Item #6: Question about the "uncertain function" proteins

FINAL QUESTION - Re-evaluate the three "uncertain" proteins (BACD1_HUMAN, PDIP2_HUMAN, S7A6O_HUMAN)

PDIP2_HUMAN / POLDIP2

Strong support for being involved in DNA replication:

  • Has a high confidence interaction to PolD2
  • Is known to bind DNA
  • According to UniProt it's well established that this protein is associated to the polymerase delta complex:
    • It's even indicated in the protein's recommented name: "Polymerase delta-interacting protein 2".

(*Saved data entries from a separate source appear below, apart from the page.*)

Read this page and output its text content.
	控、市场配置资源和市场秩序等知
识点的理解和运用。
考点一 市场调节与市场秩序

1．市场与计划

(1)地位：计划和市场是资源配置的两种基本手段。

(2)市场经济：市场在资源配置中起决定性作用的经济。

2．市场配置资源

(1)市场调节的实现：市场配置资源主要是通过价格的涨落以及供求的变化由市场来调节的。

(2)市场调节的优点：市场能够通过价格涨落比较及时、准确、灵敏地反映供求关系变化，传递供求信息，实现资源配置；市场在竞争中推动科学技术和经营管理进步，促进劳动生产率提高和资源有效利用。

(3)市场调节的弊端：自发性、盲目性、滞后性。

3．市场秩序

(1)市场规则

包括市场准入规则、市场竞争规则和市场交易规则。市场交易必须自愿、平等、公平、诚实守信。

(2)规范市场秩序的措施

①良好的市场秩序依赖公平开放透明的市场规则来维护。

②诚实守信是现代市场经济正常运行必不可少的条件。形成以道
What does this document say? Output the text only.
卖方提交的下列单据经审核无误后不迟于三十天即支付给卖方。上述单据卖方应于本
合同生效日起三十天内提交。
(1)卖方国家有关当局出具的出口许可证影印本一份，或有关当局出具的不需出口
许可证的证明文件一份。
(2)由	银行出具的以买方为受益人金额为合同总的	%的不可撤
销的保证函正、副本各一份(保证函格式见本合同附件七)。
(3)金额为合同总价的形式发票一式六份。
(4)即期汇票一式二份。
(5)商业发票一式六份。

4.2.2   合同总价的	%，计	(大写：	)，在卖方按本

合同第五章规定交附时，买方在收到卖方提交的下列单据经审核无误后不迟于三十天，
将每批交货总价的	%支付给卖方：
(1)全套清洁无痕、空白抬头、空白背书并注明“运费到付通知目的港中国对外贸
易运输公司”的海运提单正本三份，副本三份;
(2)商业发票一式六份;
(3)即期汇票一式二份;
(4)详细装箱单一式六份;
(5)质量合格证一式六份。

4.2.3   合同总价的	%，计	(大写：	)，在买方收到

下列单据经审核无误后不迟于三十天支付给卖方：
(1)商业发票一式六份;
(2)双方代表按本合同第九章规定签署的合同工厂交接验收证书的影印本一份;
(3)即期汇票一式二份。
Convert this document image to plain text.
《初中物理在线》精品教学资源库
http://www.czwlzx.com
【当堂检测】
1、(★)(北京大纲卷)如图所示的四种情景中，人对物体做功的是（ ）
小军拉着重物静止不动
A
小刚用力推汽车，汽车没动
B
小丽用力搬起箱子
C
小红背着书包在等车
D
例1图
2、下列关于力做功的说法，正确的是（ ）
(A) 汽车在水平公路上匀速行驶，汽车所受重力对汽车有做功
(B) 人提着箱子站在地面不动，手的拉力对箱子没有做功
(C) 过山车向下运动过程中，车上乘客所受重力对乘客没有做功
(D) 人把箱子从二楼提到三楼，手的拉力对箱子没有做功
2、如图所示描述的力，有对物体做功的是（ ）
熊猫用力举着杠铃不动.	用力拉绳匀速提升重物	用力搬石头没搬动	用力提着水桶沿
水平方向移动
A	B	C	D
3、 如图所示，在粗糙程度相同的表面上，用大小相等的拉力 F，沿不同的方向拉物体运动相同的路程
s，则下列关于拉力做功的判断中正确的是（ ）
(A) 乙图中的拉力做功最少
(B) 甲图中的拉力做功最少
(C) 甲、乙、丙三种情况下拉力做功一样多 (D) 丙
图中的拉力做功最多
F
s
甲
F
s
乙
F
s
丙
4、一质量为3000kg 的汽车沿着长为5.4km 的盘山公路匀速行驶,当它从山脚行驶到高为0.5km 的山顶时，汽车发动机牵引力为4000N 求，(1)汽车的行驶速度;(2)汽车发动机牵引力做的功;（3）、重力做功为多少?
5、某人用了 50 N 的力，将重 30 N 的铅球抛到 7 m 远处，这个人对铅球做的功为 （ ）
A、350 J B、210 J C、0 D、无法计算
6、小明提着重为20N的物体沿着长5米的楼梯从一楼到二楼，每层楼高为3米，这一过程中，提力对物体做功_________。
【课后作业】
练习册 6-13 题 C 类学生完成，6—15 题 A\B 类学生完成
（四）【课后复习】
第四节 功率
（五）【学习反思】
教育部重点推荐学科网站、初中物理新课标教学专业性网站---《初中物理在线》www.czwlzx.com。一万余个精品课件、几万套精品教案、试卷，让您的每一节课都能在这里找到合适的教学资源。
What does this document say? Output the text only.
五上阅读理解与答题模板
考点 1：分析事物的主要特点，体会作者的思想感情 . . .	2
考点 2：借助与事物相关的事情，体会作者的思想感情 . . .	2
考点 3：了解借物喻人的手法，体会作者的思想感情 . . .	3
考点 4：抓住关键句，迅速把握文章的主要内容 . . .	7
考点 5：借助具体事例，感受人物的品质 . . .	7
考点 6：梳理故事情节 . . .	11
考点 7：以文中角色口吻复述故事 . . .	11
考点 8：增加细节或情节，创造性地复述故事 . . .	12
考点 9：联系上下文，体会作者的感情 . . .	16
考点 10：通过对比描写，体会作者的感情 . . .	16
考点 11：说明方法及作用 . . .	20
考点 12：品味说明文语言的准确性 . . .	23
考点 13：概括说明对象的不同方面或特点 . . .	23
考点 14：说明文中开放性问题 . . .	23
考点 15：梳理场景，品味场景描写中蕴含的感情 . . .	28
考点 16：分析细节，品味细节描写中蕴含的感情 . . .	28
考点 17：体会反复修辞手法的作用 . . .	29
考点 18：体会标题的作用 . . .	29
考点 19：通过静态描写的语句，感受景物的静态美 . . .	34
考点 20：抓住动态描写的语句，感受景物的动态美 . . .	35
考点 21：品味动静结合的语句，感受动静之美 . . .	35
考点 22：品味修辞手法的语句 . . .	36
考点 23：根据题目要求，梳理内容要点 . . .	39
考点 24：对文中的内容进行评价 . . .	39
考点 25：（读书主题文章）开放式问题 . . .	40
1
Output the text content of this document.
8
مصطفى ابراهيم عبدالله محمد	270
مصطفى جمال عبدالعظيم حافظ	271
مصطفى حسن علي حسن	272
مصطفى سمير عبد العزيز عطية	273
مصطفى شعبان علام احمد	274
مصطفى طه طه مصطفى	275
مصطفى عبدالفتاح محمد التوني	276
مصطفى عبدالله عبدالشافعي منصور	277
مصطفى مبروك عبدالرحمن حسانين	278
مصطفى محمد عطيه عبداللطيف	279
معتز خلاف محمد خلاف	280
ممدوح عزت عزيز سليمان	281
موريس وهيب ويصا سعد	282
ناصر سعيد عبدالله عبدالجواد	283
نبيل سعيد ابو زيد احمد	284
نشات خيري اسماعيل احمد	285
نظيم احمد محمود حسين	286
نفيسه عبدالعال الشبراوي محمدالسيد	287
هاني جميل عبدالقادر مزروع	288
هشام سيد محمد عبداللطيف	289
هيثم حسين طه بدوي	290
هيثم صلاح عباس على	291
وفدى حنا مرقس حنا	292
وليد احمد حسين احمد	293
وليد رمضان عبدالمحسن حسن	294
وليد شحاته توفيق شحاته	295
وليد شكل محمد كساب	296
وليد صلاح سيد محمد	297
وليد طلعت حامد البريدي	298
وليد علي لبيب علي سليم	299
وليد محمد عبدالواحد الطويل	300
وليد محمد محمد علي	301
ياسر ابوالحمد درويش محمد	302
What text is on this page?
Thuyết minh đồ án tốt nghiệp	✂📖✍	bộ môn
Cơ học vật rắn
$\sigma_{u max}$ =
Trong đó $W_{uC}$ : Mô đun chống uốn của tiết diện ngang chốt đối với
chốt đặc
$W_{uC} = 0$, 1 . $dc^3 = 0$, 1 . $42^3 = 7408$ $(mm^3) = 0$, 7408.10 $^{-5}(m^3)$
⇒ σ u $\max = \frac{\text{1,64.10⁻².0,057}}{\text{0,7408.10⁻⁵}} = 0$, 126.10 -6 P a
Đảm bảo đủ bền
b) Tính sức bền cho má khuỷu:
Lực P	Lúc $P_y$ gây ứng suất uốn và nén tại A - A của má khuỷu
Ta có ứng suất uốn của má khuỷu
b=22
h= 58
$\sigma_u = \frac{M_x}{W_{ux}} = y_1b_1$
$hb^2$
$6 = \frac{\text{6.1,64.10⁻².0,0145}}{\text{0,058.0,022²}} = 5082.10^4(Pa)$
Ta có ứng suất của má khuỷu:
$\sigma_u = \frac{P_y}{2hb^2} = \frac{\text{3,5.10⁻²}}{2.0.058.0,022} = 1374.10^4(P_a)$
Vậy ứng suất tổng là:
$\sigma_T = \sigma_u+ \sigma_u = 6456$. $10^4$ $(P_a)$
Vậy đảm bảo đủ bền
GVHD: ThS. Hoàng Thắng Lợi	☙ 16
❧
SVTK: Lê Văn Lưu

BACD1_HUMAN / PDIP1 / KCTD13

Strong support for being involved in DNA replication:

  • Has a high confidence interaction to PolD2
  • While the protein itself is not known to bind DNA, several other lines of evidence indicate a connection;
    • It's located in the nucleus (Cellular Compartment: Nucleus).
    • It's annotated to be part of the Biological Process "DNA replication"
    • ... and it's alternative name is "Polymerase delta-interacting protein 1"

S7A6O_HUMAN / SLC7A6OS

Weak support for being involved in DNA replication:

  • Has a low confidence interaction to PolD1
  • While it's known to be located in the nucleus, not much else points in the direction of being involved in DNA replication or associated with the polymerase Delta complex. It may, however, be involved in RNA synthesis, but not much is known presently.